The purpose of this study was to develop a computer simulation of a forward, full twisting dive in the layout position. The results of this simulation would indicate whether the twisting rotation observed in a dive could be completely produced by the counter rotation of the diver's arms or whether part of his twisting rotating would have to be produced at takeoff.

The computer program, which simulated the airborne phase of a twisting dive was developed using a 4x4 matrix transformation technique. In the diving simulation the diver's body was modelled as a system of five inter-connected spatial linkages. The equations of motion of the 12 degrees of freedom accorded the diver's body were derived using Lagrangian mechanics.

The computer program was validated by comparing its results with those results generated by computer programs based upon force-mass-acceleration analyses. The 4x4 matrix program is not limited to only simulating twisting dives. Tt can be employed to model any mechanical system where there is at most one point of contact between the system and its environment.

The computer program predicted the translational and angular orientation of the diver's trunk-head-legs segment during the flight phase of his dive.

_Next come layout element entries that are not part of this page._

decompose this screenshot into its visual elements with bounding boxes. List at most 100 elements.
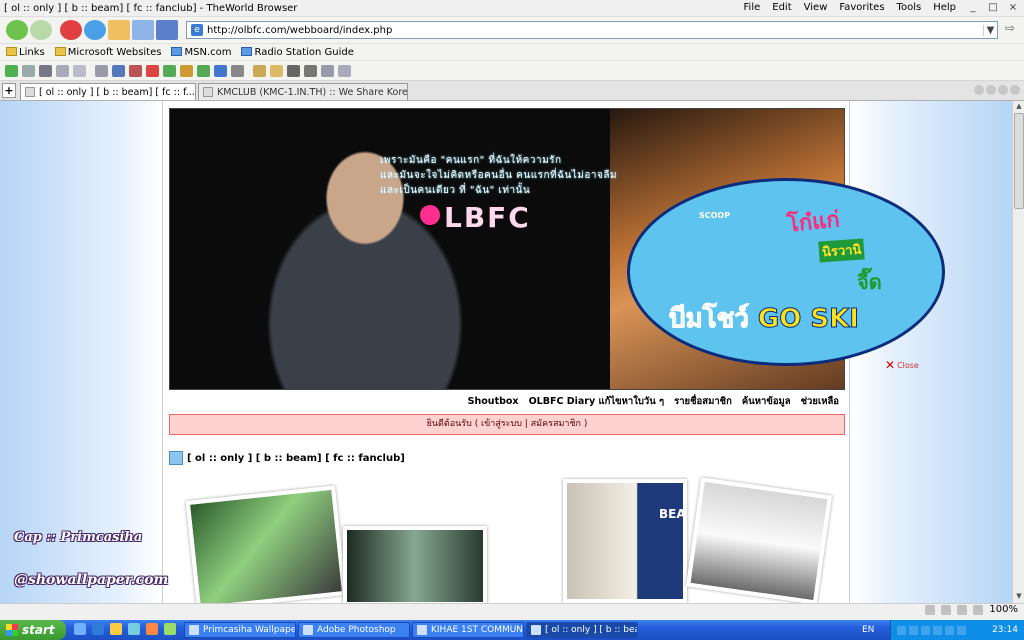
menu-help[interactable]: Help — [933, 2, 956, 13]
favorites-icon[interactable] — [156, 20, 178, 40]
home-icon[interactable] — [108, 20, 130, 40]
status-icon[interactable] — [973, 604, 984, 615]
site-menu: Shoutbox OLBFC Diary แก้ไขหาใบวัน ๆ รายช… — [169, 391, 845, 411]
history-icon[interactable] — [132, 20, 154, 40]
language-indicator[interactable]: EN — [862, 622, 874, 638]
tray-icon[interactable] — [897, 625, 906, 635]
scroll-up-icon[interactable]: ▲ — [1014, 102, 1024, 112]
menu-search[interactable]: ค้นหาข้อมูล — [742, 394, 791, 409]
quicklaunch-icon[interactable] — [128, 623, 140, 635]
tool-icon[interactable] — [5, 65, 18, 77]
tab-nav-icon[interactable] — [1010, 85, 1020, 95]
tray-icon[interactable] — [945, 625, 954, 635]
msn-item[interactable]: MSN.com — [171, 46, 232, 58]
ad-close-button[interactable]: ✕ Close — [885, 358, 919, 372]
ad-close-label: Close — [897, 360, 919, 370]
scroll-thumb[interactable] — [1014, 113, 1024, 209]
new-tab-button[interactable]: + — [2, 83, 16, 98]
taskbar-item-label: Primcasiha Wallpaper ... — [203, 625, 296, 635]
zoom-level[interactable]: 100% — [989, 604, 1018, 615]
menu-favorites[interactable]: Favorites — [839, 2, 884, 13]
tool-icon[interactable] — [73, 65, 86, 77]
tool-icon[interactable] — [231, 65, 244, 77]
tool-icon[interactable] — [112, 65, 125, 77]
tool-icon[interactable] — [321, 65, 334, 77]
quicklaunch-icon[interactable] — [110, 623, 122, 635]
tool-icon[interactable] — [129, 65, 142, 77]
menu-file[interactable]: File — [744, 2, 761, 13]
menu-shoutbox[interactable]: Shoutbox — [468, 396, 519, 407]
tool-icon[interactable] — [56, 65, 69, 77]
stop-icon[interactable] — [60, 20, 82, 40]
tab-kmclub[interactable]: KMCLUB (KMC-1.IN.TH) :: We Share Korean … — [198, 83, 408, 100]
scroll-down-icon[interactable]: ▼ — [1014, 592, 1024, 602]
menu-members[interactable]: รายชื่อสมาชิก — [674, 394, 732, 409]
tab-label: KMCLUB (KMC-1.IN.TH) :: We Share Korean … — [217, 86, 408, 98]
links-bar: Links Microsoft Websites MSN.com Radio S… — [0, 44, 1024, 61]
quicklaunch-icon[interactable] — [146, 623, 158, 635]
close-window-button[interactable]: × — [1004, 1, 1022, 15]
quicklaunch-icon[interactable] — [164, 623, 176, 635]
tray-icon[interactable] — [909, 625, 918, 635]
msn-label: MSN.com — [184, 46, 232, 58]
tool-icon[interactable] — [338, 65, 351, 77]
tray-icon[interactable] — [921, 625, 930, 635]
taskbar-item-label: Adobe Photoshop — [317, 625, 396, 635]
tool-icon[interactable] — [146, 65, 159, 77]
radio-guide-item[interactable]: Radio Station Guide — [241, 46, 354, 58]
menu-diary[interactable]: OLBFC Diary แก้ไขหาใบวัน ๆ — [529, 394, 665, 409]
window-controls: _ □ × — [964, 1, 1022, 15]
status-zoom: 100% — [925, 604, 1018, 615]
address-bar[interactable]: e http://olbfc.com/webboard/index.php ▼ — [186, 21, 998, 39]
address-dropdown-icon[interactable]: ▼ — [983, 24, 997, 36]
login-bar[interactable]: ยินดีต้อนรับ ( เข้าสู่ระบบ | สมัครสมาชิก… — [169, 414, 845, 435]
refresh-icon[interactable] — [84, 20, 106, 40]
tool-icon[interactable] — [270, 65, 283, 77]
taskbar-item-wallpaper[interactable]: Primcasiha Wallpaper ... — [184, 622, 296, 638]
taskbar-item-olbfc[interactable]: [ ol :: only ] [ b :: bea... — [526, 622, 638, 638]
tool-icon[interactable] — [180, 65, 193, 77]
maximize-button[interactable]: □ — [984, 1, 1002, 15]
status-icon[interactable] — [957, 604, 968, 615]
forward-icon[interactable] — [30, 20, 52, 40]
quicklaunch-icon[interactable] — [92, 623, 104, 635]
tray-icon[interactable] — [957, 625, 966, 635]
start-button[interactable]: start — [0, 620, 66, 640]
back-icon[interactable] — [6, 20, 28, 40]
tool-icon[interactable] — [22, 65, 35, 77]
menu-view[interactable]: View — [804, 2, 828, 13]
go-button[interactable]: ⇨ — [1002, 21, 1018, 37]
taskbar-item-photoshop[interactable]: Adobe Photoshop — [298, 622, 410, 638]
tab-nav-icon[interactable] — [974, 85, 984, 95]
tool-icon[interactable] — [197, 65, 210, 77]
taskbar-item-kihae[interactable]: KIHAE 1ST COMMUNI... — [412, 622, 524, 638]
tab-olbfc[interactable]: [ ol :: only ] [ b :: beam] [ fc :: f...… — [20, 83, 196, 100]
tool-icon[interactable] — [95, 65, 108, 77]
minimize-button[interactable]: _ — [964, 1, 982, 15]
menu-help-link[interactable]: ช่วยเหลือ — [801, 394, 839, 409]
tool-icon[interactable] — [253, 65, 266, 77]
microsoft-websites-item[interactable]: Microsoft Websites — [54, 46, 161, 58]
ad-title: โก๋แก่ — [785, 207, 841, 238]
menu-tools[interactable]: Tools — [897, 2, 922, 13]
status-icon[interactable] — [941, 604, 952, 615]
tool-icon[interactable] — [304, 65, 317, 77]
tab-nav-icon[interactable] — [998, 85, 1008, 95]
tab-close-icon[interactable]: × — [194, 87, 195, 97]
tool-icon[interactable] — [163, 65, 176, 77]
tab-nav-icon[interactable] — [986, 85, 996, 95]
window-title: [ ol :: only ] [ b :: beam] [ fc :: fanc… — [4, 2, 298, 14]
status-icon[interactable] — [925, 604, 936, 615]
links-item[interactable]: Links — [6, 46, 45, 58]
ad-scoop-label: SCOOP — [699, 211, 731, 220]
menu-edit[interactable]: Edit — [772, 2, 791, 13]
clock[interactable]: 23:14 — [992, 625, 1018, 635]
ad-headline-prefix: บีมโชว์ — [669, 304, 750, 335]
tool-icon[interactable] — [287, 65, 300, 77]
tool-icon[interactable] — [214, 65, 227, 77]
tray-icon[interactable] — [933, 625, 942, 635]
quicklaunch-icon[interactable] — [74, 623, 86, 635]
popup-ad[interactable]: SCOOP โก๋แก่ นิรวานิ จี๊ด บีมโชว์ GO SKI — [627, 178, 947, 368]
tool-icon[interactable] — [39, 65, 52, 77]
vertical-scrollbar[interactable]: ▲ ▼ — [1012, 101, 1024, 603]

The input data required by the program included the diver's body segment and intial takeoff parameters, and the motion of his arms, as measured relative to his trunk-head-legs segment. The diver's initial takeoff parameters were the somersaulting angle and angular velocity and the translational velocity of his L runk-head-legs segment at takeoff. Two sets of values for each of the diver's initial takeoff parameters were obtained from a search of the available literature on diving.

The arm motions employed in the diving simulations were modelled as sine functions. The angular displacements of the six degrees of freedom assigned to a diver's arms were obtained by filming two competitive divers' mimicking their twisting arm motions on dry land. The temporal data designating when the divers initiated and ceased their six arm motions were obtained from films of the divers performing their twisting dives from a one meter spring board.

There were eight separate dives simulated in this research project. Only one set of body segment parameters and arm motions were utilized in simulating all eight twisting dives.

The differences in the somersaulting, rolling, and twisting angular displacements of the simulated divers' trunk-head-legs segments at water contact were explained in terms of the divers' angular momenta. Once a diver was airborne, his absolute angular momentum had to be conserved. The relative motion of the diver's arms caused his trunk-head-legs segment to experience a rolling rotation. The diver's angle of roll reoriented his body so that his absolute angular momentum, which was determined at the instant of takeoff, produced both somersaulting and twisting rotations.

Although none of the divers simulated in this research project attained the correct somersaulting, rolling, and twisting angular displacements at water contact, the computer results did indicate that given the correct takeoff parameters and arm motions, a diver could perform a forward, full twisting dive in the layout position through the counterrotation produced by his arms. The diver's final somersaulting angular displacement was a function of his somersaulting angle and angular velocity at takeoff and his time of flight, which depended upon his translational velocity at takeoff. The change in the magnitude of the diver's roll angle was due to the angular velocities of his arms and the amount of twist he exhibited. The diver's final twisting angular displacement was a function of his somersaulting angular velocity at takeoff (i.e., his absolute angular momentum) and his angle of roll. For a diver to attain both a 0.0 rad angle of roll and a 6.3 (2 π) rad angle of twist at splashdown, he had to hold his wrap position until he had a twist angle greater than 4.7 (3 π/2) rad.